Here are a few ways I see startups being smarter about their marketing operations and marketing team structure:
Marketing is eating sales: Buyers don’t want to be sold to and have access to more information than ever before. Increasingly by the time a buyer reaches your sales department, there isn’t much selling left to do. It’s now marketing’s job to get in front of those prospects by providing useful content that reaches these buyers where they go. Startup marketers are serious about tracking a pipeline and in many cases, managing and directing the inside sales teams themselves. From the earliest stages of a buying cycle through to product renewals, marketing is managing and optimizing the flow.
Getting Serious About Data: Part of managing this is taking a hard look at metrics that matter and understanding how those metrics translate to revenue. While big companies are still getting their arms around how to measure traditional media purchases, startups are hiring programmers and data folk as part of the marketing team to better understand how buyers buy. Big companies with larger investments in traditional media that is more difficult to track are trying to get their arms around the numbers but are not using them operationally to the extent that startups are.

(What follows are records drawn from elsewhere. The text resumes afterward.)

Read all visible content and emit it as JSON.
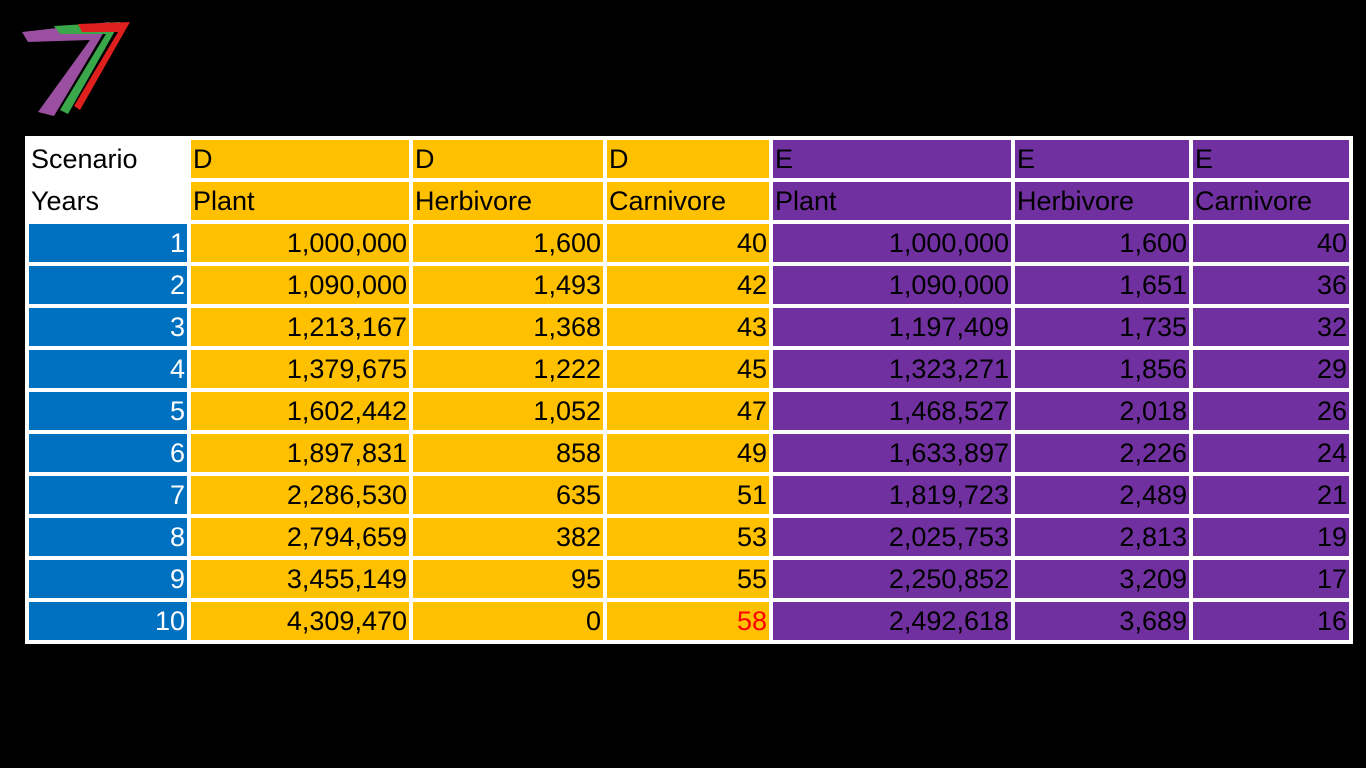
{
  "colors": {
    "background": "#000000",
    "years_column": "#0070c0",
    "scenario_d": "#ffc000",
    "scenario_e": "#7030a0",
    "highlight": "#ff0000",
    "logo_purple": "#9b4fa0",
    "logo_green": "#3aa84a",
    "logo_red": "#e0201e"
  },
  "logo": {
    "icon": "seven-stripe-logo-icon"
  },
  "table": {
    "header_scenario": {
      "label": "Scenario",
      "cells": [
        "D",
        "D",
        "D",
        "E",
        "E",
        "E"
      ]
    },
    "header_years": {
      "label": "Years",
      "cells": [
        "Plant",
        "Herbivore",
        "Carnivore",
        "Plant",
        "Herbivore",
        "Carnivore"
      ]
    },
    "rows": [
      {
        "year": "1",
        "d_plant": "1,000,000",
        "d_herbivore": "1,600",
        "d_carnivore": "40",
        "e_plant": "1,000,000",
        "e_herbivore": "1,600",
        "e_carnivore": "40"
      },
      {
        "year": "2",
        "d_plant": "1,090,000",
        "d_herbivore": "1,493",
        "d_carnivore": "42",
        "e_plant": "1,090,000",
        "e_herbivore": "1,651",
        "e_carnivore": "36"
      },
      {
        "year": "3",
        "d_plant": "1,213,167",
        "d_herbivore": "1,368",
        "d_carnivore": "43",
        "e_plant": "1,197,409",
        "e_herbivore": "1,735",
        "e_carnivore": "32"
      },
      {
        "year": "4",
        "d_plant": "1,379,675",
        "d_herbivore": "1,222",
        "d_carnivore": "45",
        "e_plant": "1,323,271",
        "e_herbivore": "1,856",
        "e_carnivore": "29"
      },
      {
        "year": "5",
        "d_plant": "1,602,442",
        "d_herbivore": "1,052",
        "d_carnivore": "47",
        "e_plant": "1,468,527",
        "e_herbivore": "2,018",
        "e_carnivore": "26"
      },
      {
        "year": "6",
        "d_plant": "1,897,831",
        "d_herbivore": "858",
        "d_carnivore": "49",
        "e_plant": "1,633,897",
        "e_herbivore": "2,226",
        "e_carnivore": "24"
      },
      {
        "year": "7",
        "d_plant": "2,286,530",
        "d_herbivore": "635",
        "d_carnivore": "51",
        "e_plant": "1,819,723",
        "e_herbivore": "2,489",
        "e_carnivore": "21"
      },
      {
        "year": "8",
        "d_plant": "2,794,659",
        "d_herbivore": "382",
        "d_carnivore": "53",
        "e_plant": "2,025,753",
        "e_herbivore": "2,813",
        "e_carnivore": "19"
      },
      {
        "year": "9",
        "d_plant": "3,455,149",
        "d_herbivore": "95",
        "d_carnivore": "55",
        "e_plant": "2,250,852",
        "e_herbivore": "3,209",
        "e_carnivore": "17"
      },
      {
        "year": "10",
        "d_plant": "4,309,470",
        "d_herbivore": "0",
        "d_carnivore": "58",
        "e_plant": "2,492,618",
        "e_herbivore": "3,689",
        "e_carnivore": "16"
      }
    ]
  }
}
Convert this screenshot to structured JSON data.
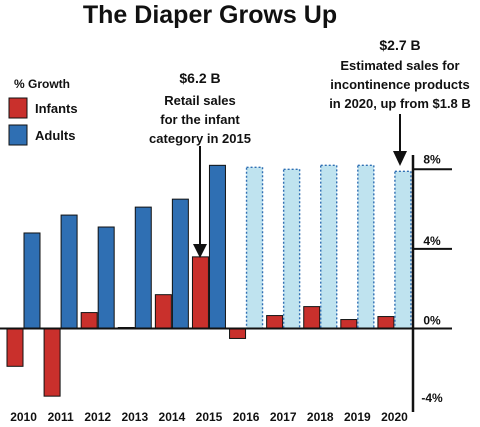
{
  "chart_data": {
    "type": "bar",
    "title": "The Diaper Grows Up",
    "ylabel": "% Growth",
    "categories": [
      "2010",
      "2011",
      "2012",
      "2013",
      "2014",
      "2015",
      "2016",
      "2017",
      "2018",
      "2019",
      "2020"
    ],
    "ylim": [
      -4,
      8.5
    ],
    "yticks": [
      {
        "value": 8,
        "label": "8%"
      },
      {
        "value": 4,
        "label": "4%"
      },
      {
        "value": 0,
        "label": "0%"
      },
      {
        "value": -4,
        "label": "-4%"
      }
    ],
    "legend": {
      "placement": "top-left"
    },
    "series": [
      {
        "name": "Infants",
        "color": "#c9302c",
        "values": [
          -1.9,
          -3.4,
          0.8,
          0.05,
          1.7,
          3.6,
          -0.5,
          0.65,
          1.1,
          0.45,
          0.6
        ]
      },
      {
        "name": "Adults",
        "color": "#2f6fb3",
        "forecast_color": "#bfe3ef",
        "forecast_from_index": 6,
        "values": [
          4.8,
          5.7,
          5.1,
          6.1,
          6.5,
          8.2,
          8.1,
          8.0,
          8.2,
          8.2,
          7.9
        ]
      }
    ],
    "annotations": [
      {
        "value": "$6.2 B",
        "text": [
          "Retail sales",
          "for the infant",
          "category in 2015"
        ],
        "target_category": "2015"
      },
      {
        "value": "$2.7 B",
        "text": [
          "Estimated sales for",
          "incontinence products",
          "in 2020, up from $1.8 B"
        ],
        "target_category": "2020"
      }
    ]
  }
}
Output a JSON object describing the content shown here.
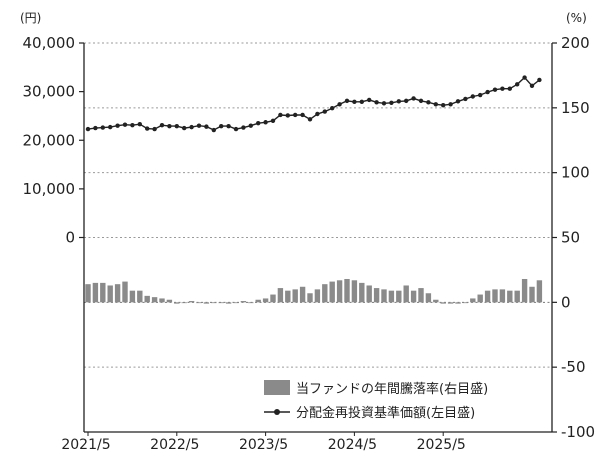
{
  "chart_data": {
    "type": "bar+line",
    "units": {
      "left": "(円)",
      "right": "(%)"
    },
    "left_axis": {
      "ylim": [
        -40000,
        40000
      ],
      "tick_values": [
        0,
        10000,
        20000,
        30000,
        40000
      ],
      "tick_labels": [
        "0",
        "10,000",
        "20,000",
        "30,000",
        "40,000"
      ]
    },
    "right_axis": {
      "ylim": [
        -100,
        200
      ],
      "tick_values": [
        -100,
        -50,
        0,
        50,
        100,
        150,
        200
      ],
      "tick_labels": [
        "-100",
        "-50",
        "0",
        "50",
        "100",
        "150",
        "200"
      ]
    },
    "x_axis": {
      "tick_labels": [
        "2021/5",
        "2022/5",
        "2023/5",
        "2024/5",
        "2025/5"
      ]
    },
    "grid": "dotted-horizontal",
    "legend_position": "bottom-right",
    "series": [
      {
        "name": "当ファンドの年間騰落率(右目盛)",
        "kind": "bar",
        "axis": "right",
        "color": "#8a8a8a",
        "values": [
          14,
          15,
          15,
          13,
          14,
          16,
          9,
          9,
          5,
          4,
          3,
          2,
          -1,
          0,
          1,
          0,
          -1,
          0,
          0,
          -1,
          0,
          1,
          0,
          2,
          3,
          6,
          11,
          9,
          10,
          12,
          7,
          10,
          14,
          16,
          17,
          18,
          17,
          15,
          13,
          11,
          10,
          9,
          9,
          13,
          9,
          11,
          7,
          2,
          -1,
          -1,
          -1,
          0,
          3,
          6,
          9,
          10,
          10,
          9,
          9,
          18,
          12,
          17
        ]
      },
      {
        "name": "分配金再投資基準価額(左目盛)",
        "kind": "line",
        "axis": "left",
        "color": "#222222",
        "values": [
          22300,
          22500,
          22600,
          22700,
          23000,
          23200,
          23100,
          23300,
          22400,
          22300,
          23100,
          22900,
          22900,
          22500,
          22700,
          23000,
          22800,
          22100,
          22900,
          22900,
          22300,
          22600,
          23000,
          23500,
          23700,
          24000,
          25200,
          25100,
          25200,
          25200,
          24300,
          25400,
          25900,
          26600,
          27400,
          28100,
          27900,
          27900,
          28300,
          27800,
          27600,
          27700,
          28000,
          28100,
          28600,
          28100,
          27800,
          27400,
          27200,
          27400,
          28000,
          28500,
          29000,
          29300,
          29900,
          30400,
          30600,
          30600,
          31500,
          32900,
          31200,
          32400
        ]
      }
    ]
  }
}
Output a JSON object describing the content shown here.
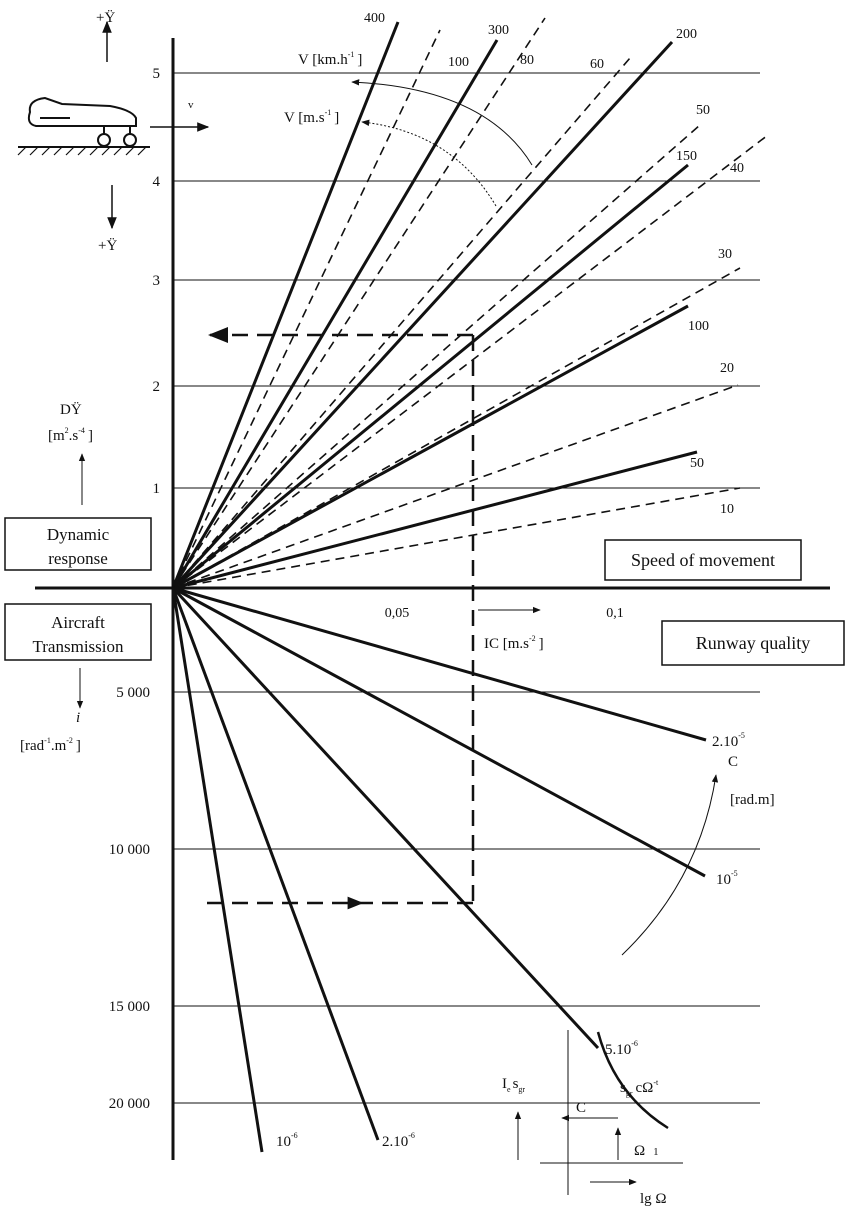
{
  "axes": {
    "upper_ticks": [
      "5",
      "4",
      "3",
      "2",
      "1"
    ],
    "x_ticks": [
      "0,05",
      "0,1"
    ],
    "lower_ticks": [
      "5 000",
      "10 000",
      "15 000",
      "20 000"
    ]
  },
  "speed_kmh": [
    "400",
    "300",
    "200",
    "150",
    "100",
    "50"
  ],
  "speed_ms": [
    "100",
    "80",
    "60",
    "50",
    "40",
    "30",
    "20",
    "10"
  ],
  "runway_c": [
    {
      "base": "2.10",
      "exp": "-5"
    },
    {
      "base": "10",
      "exp": "-5"
    },
    {
      "base": "5.10",
      "exp": "-6"
    },
    {
      "base": "2.10",
      "exp": "-6"
    },
    {
      "base": "10",
      "exp": "-6"
    }
  ],
  "labels": {
    "accel_up": "+Ÿ",
    "accel_down": "+Ÿ",
    "velocity": "v",
    "v_kmh": {
      "base": "V [km.h",
      "exp": "-1",
      "end": "]"
    },
    "v_ms": {
      "base": "V [m.s",
      "exp": "-1",
      "end": "]"
    },
    "dy": "DŸ",
    "dy_unit": {
      "base": "[m",
      "exp1": "2",
      "mid": ".s",
      "exp2": "-4",
      "end": "]"
    },
    "ic": {
      "base": "IC [m.s",
      "exp": "-2",
      "end": "]"
    },
    "i": "i",
    "i_unit": {
      "base": "[rad",
      "exp1": "-1",
      "mid": ".m",
      "exp2": "-2",
      "end": "]"
    },
    "c": "C",
    "c_unit": "[rad.m]"
  },
  "boxes": {
    "dynamic_response": [
      "Dynamic",
      "response"
    ],
    "speed_of_movement": "Speed of movement",
    "aircraft_transmission": [
      "Aircraft",
      "Transmission"
    ],
    "runway_quality": "Runway quality"
  },
  "inset": {
    "ie": "I",
    "ie_sub": "e",
    "s": "s",
    "s_sub": "gr",
    "c": "C",
    "curve_s": "s",
    "curve_sub": "gr",
    "curve_rest": "cΩ",
    "curve_exp": "-t",
    "omega": "Ω",
    "one": "1",
    "lg": "lg Ω"
  }
}
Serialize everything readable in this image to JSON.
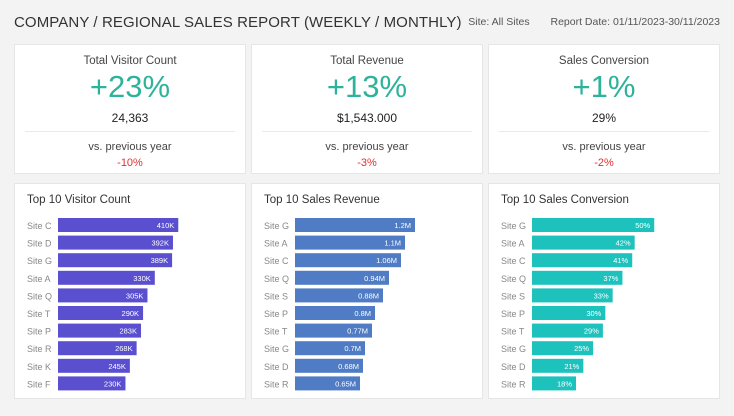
{
  "header": {
    "title": "COMPANY / REGIONAL SALES REPORT (WEEKLY / MONTHLY)",
    "site": "Site: All Sites",
    "report_date": "Report Date: 01/11/2023-30/11/2023"
  },
  "kpis": [
    {
      "label": "Total Visitor Count",
      "big": "+23%",
      "value": "24,363",
      "vs": "vs. previous year",
      "delta": "-10%"
    },
    {
      "label": "Total Revenue",
      "big": "+13%",
      "value": "$1,543.000",
      "vs": "vs. previous year",
      "delta": "-3%"
    },
    {
      "label": "Sales Conversion",
      "big": "+1%",
      "value": "29%",
      "vs": "vs. previous year",
      "delta": "-2%"
    }
  ],
  "colors": {
    "accent": "#2db39b",
    "negative": "#e03030",
    "visitor_bar": "#5a4fcf",
    "revenue_bar": "#4f7cc4",
    "conversion_bar": "#1ec2bd"
  },
  "chart_data": [
    {
      "type": "bar",
      "orientation": "horizontal",
      "title": "Top 10 Visitor Count",
      "color": "#5a4fcf",
      "categories": [
        "Site C",
        "Site D",
        "Site G",
        "Site A",
        "Site Q",
        "Site T",
        "Site P",
        "Site R",
        "Site K",
        "Site F"
      ],
      "values": [
        410000,
        392000,
        389000,
        330000,
        305000,
        290000,
        283000,
        268000,
        245000,
        230000
      ],
      "labels": [
        "410K",
        "392K",
        "389K",
        "330K",
        "305K",
        "290K",
        "283K",
        "268K",
        "245K",
        "230K"
      ],
      "xlim": [
        0,
        600000
      ],
      "grid": false
    },
    {
      "type": "bar",
      "orientation": "horizontal",
      "title": "Top 10 Sales Revenue",
      "color": "#4f7cc4",
      "categories": [
        "Site G",
        "Site A",
        "Site C",
        "Site Q",
        "Site S",
        "Site P",
        "Site T",
        "Site G",
        "Site D",
        "Site R"
      ],
      "values": [
        1.2,
        1.1,
        1.06,
        0.94,
        0.88,
        0.8,
        0.77,
        0.7,
        0.68,
        0.65
      ],
      "labels": [
        "1.2M",
        "1.1M",
        "1.06M",
        "0.94M",
        "0.88M",
        "0.8M",
        "0.77M",
        "0.7M",
        "0.68M",
        "0.65M"
      ],
      "xlim": [
        0,
        1.76
      ],
      "grid": false
    },
    {
      "type": "bar",
      "orientation": "horizontal",
      "title": "Top 10 Sales Conversion",
      "color": "#1ec2bd",
      "categories": [
        "Site G",
        "Site A",
        "Site C",
        "Site Q",
        "Site S",
        "Site P",
        "Site T",
        "Site G",
        "Site D",
        "Site R"
      ],
      "values": [
        50,
        42,
        41,
        37,
        33,
        30,
        29,
        25,
        21,
        18
      ],
      "labels": [
        "50%",
        "42%",
        "41%",
        "37%",
        "33%",
        "30%",
        "29%",
        "25%",
        "21%",
        "18%"
      ],
      "xlim": [
        0,
        72
      ],
      "grid": false
    }
  ]
}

Short Cycles, Fast Adjustments: Startups aren’t just tracking data they’re watching it in near real-time and making adjustments on the fly at a pace that makes the big guys look incredibly slow. Rather than looking at Weekly or Monthly reports, most smaller companies have dashboards tracking key metrics that are continuously available. Much like the way startups were quicker than their larger counterparts to shift from long waterfall development cycles to agile, smaller companies have been quick to adopt more agile, short, iterative marketing planning cycles that allow them to run experiments, analyze results, adjust and improve very quickly.
Marketing isn’t always a department (or even called “Marketing”): Sales isn’t the only department getting mixed up with marketing. Smaller companies that are seriously focused on customer acquisition are making it a priority across the company. The development teams at startups are looking at ways products can be designed that will help make the job of customer acquisition easier. Features that show off that a customer is using the product, features that make it easy to tap into and interact with a users’ existing social graph, features that produce automatic or user-created notifications have now become common among startup offerings. In more established companies we see less of this marketing mindset in development teams. Increasingly the line around the marketing department is blurry at small companies. As marketing becomes more product, sales and metrics oriented, we move further and further away from a traditional “creative” or “advertising” definition of “Marketing”. Startups in particular are rapidly moving away from using the word to help clarify what they want the outcome of marketing to be and we are seeing Chief Revenue Officers, Chief Customer Officers, Head of User Acquisition, and Growth Hacker being used to describe the head of marketing.
What do you think? Do you think startups are blazing a trail for marketing in terms of organization and operations?